Hardware Design Seminar/Proseminar
OrganizersJan Reineke, Sebastian Hahn
- Initial Meeting: The initial meeting will take place on Thursday, 18th October, 12-14h (c.t.), in room 401 in building E1 3. You have to attend the first meeting if you want to participate in this seminar.
- Weekly Meeting: The time slot for the weekly meeting will be determined at the initial meeting.
In this seminar/proseminar you will learn about various aspects of modern microarchitectures, ranging from performance-enhancing features like pipelining and caches to the implementation of interrupts and virtual memory.
Groups of 2 to 3 students will form teams and collaborate to add a particular microarchitectural feature to a basic RISC-V processor design that will be provided by the organizers at the beginning of the semester.
The implementation will be carried out in the hardware description language Verilog/SystemVerilog. Thus besides learning about features of modern processors, you will also gain valuable practical skills that will enable you to create your own hardware designs and to program FPGAs!
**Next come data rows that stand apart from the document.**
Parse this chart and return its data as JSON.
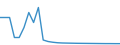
{
  "x": [
    0,
    1,
    2,
    3,
    4,
    5,
    6,
    7,
    8,
    9,
    10,
    11,
    12,
    13,
    14,
    15,
    16,
    17,
    18,
    19,
    20,
    21,
    22,
    23,
    24,
    25
  ],
  "y": [
    5.5,
    5.5,
    5.5,
    1.5,
    1.5,
    3.5,
    6.5,
    4.5,
    7.5,
    1.0,
    0.7,
    0.55,
    0.45,
    0.4,
    0.38,
    0.36,
    0.34,
    0.33,
    0.32,
    0.31,
    0.3,
    0.29,
    0.28,
    0.28,
    0.27,
    0.27
  ],
  "line_color": "#3a8fc7",
  "bg_color": "#ffffff",
  "linewidth": 1.0
}
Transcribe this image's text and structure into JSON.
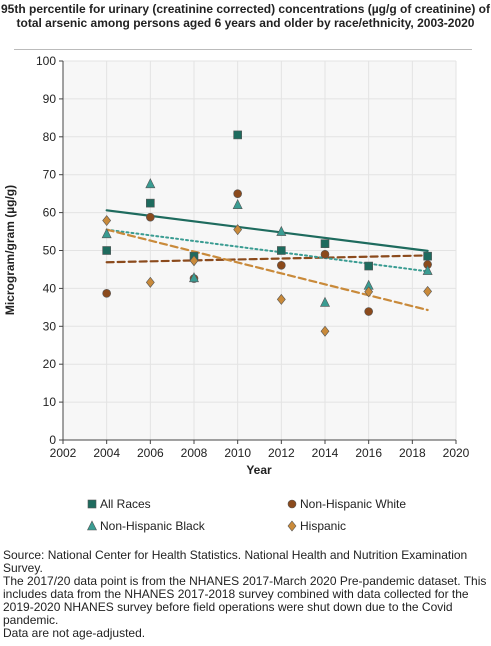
{
  "chart_data": {
    "type": "scatter",
    "title": "95th percentile for urinary (creatinine corrected) concentrations (µg/g of creatinine) of total arsenic among persons aged 6 years and older by race/ethnicity, 2003-2020",
    "xlabel": "Year",
    "ylabel": "Microgram/gram (µg/g)",
    "xlim": [
      2002,
      2020
    ],
    "ylim": [
      0,
      100
    ],
    "x_ticks": [
      "2002",
      "2004",
      "2006",
      "2008",
      "2010",
      "2012",
      "2014",
      "2016",
      "2018",
      "2020"
    ],
    "y_ticks": [
      "0",
      "10",
      "20",
      "30",
      "40",
      "50",
      "60",
      "70",
      "80",
      "90",
      "100"
    ],
    "grid": true,
    "legend_position": "bottom",
    "series": [
      {
        "name": "All Races",
        "marker": "square",
        "color": "#1e6b5e",
        "trend_style": "solid",
        "x": [
          2004,
          2006,
          2008,
          2010,
          2012,
          2014,
          2016,
          2018.7
        ],
        "values": [
          50.0,
          62.5,
          48.5,
          80.5,
          50.0,
          51.8,
          45.9,
          48.5
        ],
        "trend": [
          [
            2004,
            60.6
          ],
          [
            2018.7,
            49.9
          ]
        ]
      },
      {
        "name": "Non-Hispanic White",
        "marker": "circle",
        "color": "#8b4a1c",
        "trend_style": "dashed",
        "x": [
          2004,
          2006,
          2008,
          2010,
          2012,
          2014,
          2016,
          2018.7
        ],
        "values": [
          38.7,
          58.8,
          42.6,
          65.0,
          46.1,
          49.0,
          33.9,
          46.3
        ],
        "trend": [
          [
            2004,
            46.9
          ],
          [
            2018.7,
            48.7
          ]
        ]
      },
      {
        "name": "Non-Hispanic Black",
        "marker": "triangle",
        "color": "#3a9c92",
        "trend_style": "dotted",
        "x": [
          2004,
          2006,
          2008,
          2010,
          2012,
          2014,
          2016,
          2018.7
        ],
        "values": [
          54.4,
          67.6,
          42.8,
          62.1,
          55.0,
          36.3,
          40.8,
          44.7
        ],
        "trend": [
          [
            2004,
            55.5
          ],
          [
            2018.7,
            44.5
          ]
        ]
      },
      {
        "name": "Hispanic",
        "marker": "diamond",
        "color": "#c98a3a",
        "trend_style": "dashed",
        "x": [
          2004,
          2006,
          2008,
          2010,
          2012,
          2014,
          2016,
          2018.7
        ],
        "values": [
          57.9,
          41.6,
          47.3,
          55.5,
          37.1,
          28.7,
          39.1,
          39.2
        ],
        "trend": [
          [
            2004,
            55.5
          ],
          [
            2018.7,
            34.3
          ]
        ]
      }
    ]
  },
  "notes": [
    "Source: National Center for Health Statistics. National Health and Nutrition Examination Survey.",
    "The 2017/20 data point is from the NHANES 2017-March 2020 Pre-pandemic dataset. This includes data from the NHANES 2017-2018 survey combined with data collected for the 2019-2020 NHANES survey before field operations were shut down due to the Covid pandemic.",
    "Data are not age-adjusted."
  ],
  "colors": {
    "plot_background": "#f7f7f7",
    "grid": "#e3e3e3",
    "axis": "#444444",
    "text": "#222222"
  }
}
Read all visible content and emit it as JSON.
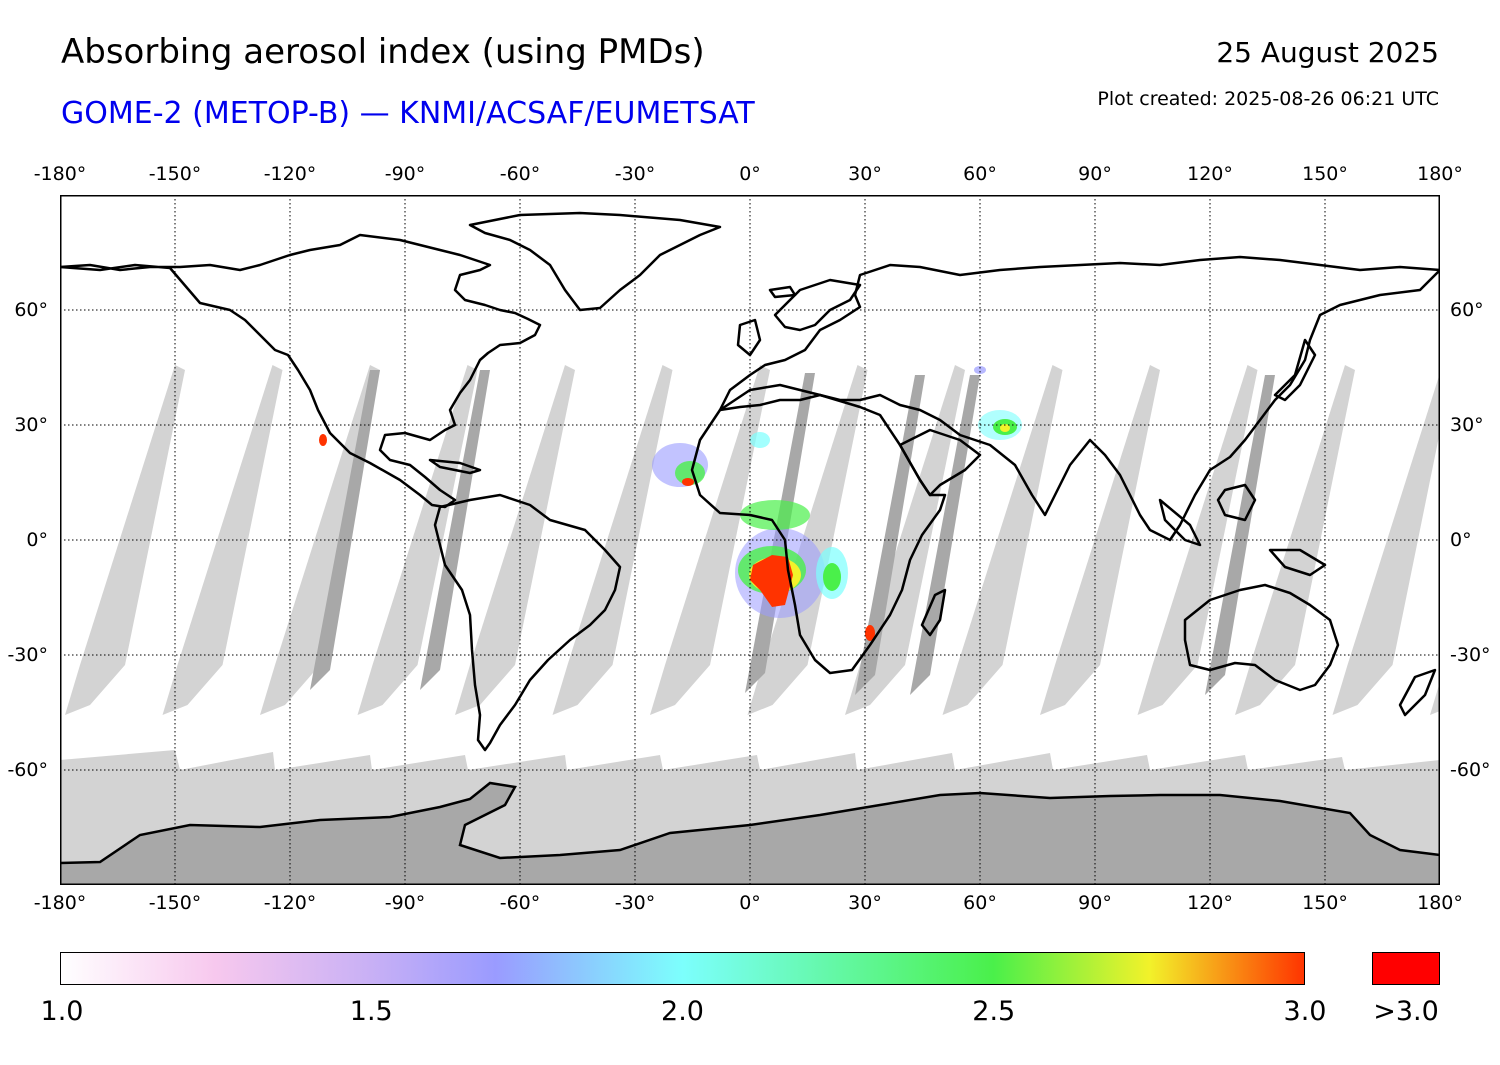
{
  "header": {
    "title": "Absorbing aerosol index (using PMDs)",
    "subtitle": "GOME-2 (METOP-B) — KNMI/ACSAF/EUMETSAT",
    "subtitle_color": "#0000ee",
    "date": "25 August 2025",
    "created": "Plot created: 2025-08-26 06:21 UTC"
  },
  "map": {
    "projection": "equirectangular",
    "lon_range": [
      -180,
      180
    ],
    "lat_range": [
      -90,
      90
    ],
    "lon_ticks": [
      "-180°",
      "-150°",
      "-120°",
      "-90°",
      "-60°",
      "-30°",
      "0°",
      "30°",
      "60°",
      "90°",
      "120°",
      "150°",
      "180°"
    ],
    "lon_tick_values": [
      -180,
      -150,
      -120,
      -90,
      -60,
      -30,
      0,
      30,
      60,
      90,
      120,
      150,
      180
    ],
    "lat_ticks": [
      "60°",
      "30°",
      "0°",
      "-30°",
      "-60°"
    ],
    "lat_tick_values": [
      60,
      30,
      0,
      -30,
      -60
    ],
    "grid": "dotted",
    "colors": {
      "no_data": "#d3d3d3",
      "missing_strip": "#a8a8a8",
      "coastline": "#000000"
    }
  },
  "colorbar": {
    "labels": [
      "1.0",
      "1.5",
      "2.0",
      "2.5",
      "3.0"
    ],
    "values": [
      1.0,
      1.5,
      2.0,
      2.5,
      3.0
    ],
    "overflow_label": ">3.0",
    "overflow_color": "#ff0000",
    "stops": [
      {
        "value": 1.0,
        "color": "#ffffff"
      },
      {
        "value": 1.25,
        "color": "#f7c8ee"
      },
      {
        "value": 1.5,
        "color": "#c8b0f5"
      },
      {
        "value": 1.7,
        "color": "#9a9bff"
      },
      {
        "value": 2.0,
        "color": "#7cfffd"
      },
      {
        "value": 2.5,
        "color": "#4af04a"
      },
      {
        "value": 2.75,
        "color": "#f2f22a"
      },
      {
        "value": 3.0,
        "color": "#ff3300"
      }
    ]
  }
}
We expect participants of the seminar to be familiar with basic concepts in computer architecture (e.g. in-order pipelining). Furthermore, basic knowledge of the Verilog hardware description language is required. Knowledge of at least one RISC-like instruction set architecture (e.g. MIPS, ARM, RISC-V) is a plus.
Passing the undergraduate course Systemarchitektur is sufficient to satisfy these prerequisites.
List of TopicsBelow you will find a list of suggested topics. The topics labelled advanced are more challenging but also more interesting. We will take the difficulty of these topics into account when grading. If you are interested in implementing an aspect not listed below, please let us know! We are open to suggestions.
- Interrupts: add a basic interrupt mechanism to the processor to enable efficient handling of I/O and to enable preemptive scheduling.
- Virtual memory: add support for efficient paging to the processor, including TLBs.
- Floating-point unit: incrementally construct a floating-point unit (FPU) and add floating-point instructions to the processor to use the FPU.
- DRAM controller: design and build a memory controller to access the DRAM chips; evaluate the impact of design choices on the controller's performance.
- Out-of-order execution (advanced): enhance our implementation of Tomasulo's algorithm for dynamic scheduling of instructions; implement speculation, branch prediction, speculative memory accesses; if time permits, demonstrate that the implementation is vulnerable to the infamous SPECTRE attack.
- Multi-core with caches and shared memory (advanced): implement a multi-core system based on the provided single cores; implement cache coherency protocol; implement ISA-extension A (atomic) to support synchronisation.
- Beginning of the term: Students choose topics and teams are formed.
- Reading of background material, mostly from textbooks, possibly from research papers, and initial experiments.
- Students work out a concrete project plan and identify challenges: first presentation of projects after 6 to 8 weeks.
- Implementation phase. Implementation of project plan. Perform extensive simulations. An FPGA board will be provided for experiments if needed.
- Final project presentation at the end of the term:
- Written report
- 15-minute team presentation
- 10-minute presentation by each team member discussing their contributions
- Practical demonstration of project outcomes
The seminar can be taken both as a 7 credit-point seminar or as a 5 credit-point proseminar. The workload will then be adjusted accordingly.
RegistrationIf you would like to participate in this seminar, please send us an email (in German or English) in which you:
- Mention 3 topics in decreasing order of interest or propose a topic of your own!
- State, whether you would like to take the course as a seminar (7 CP) or a proseminar (5 CP).
- If applicable, mention fellow students who you would like to form a team with.
- Provide your name and matriculation number.
- Briefly state why you are motivated to participate in this particular seminar!
- An introduction to Verilog and SystemVerilog can be found at ASIC World.
- We will use Altera FPGAs during this seminar. To synthesize and upload (System)Verilog-Code to an FPGA, you will need the synthesis software Quartus. You can obtain a free copy of Quartus Prime Lite from the Intel Download Center. This package includes precise technology information of our FPGA Chip (Cyclone IV) and the powerful simulation tool ModelSim.
- Background information on the RISC-V instruction set architecture can be found here.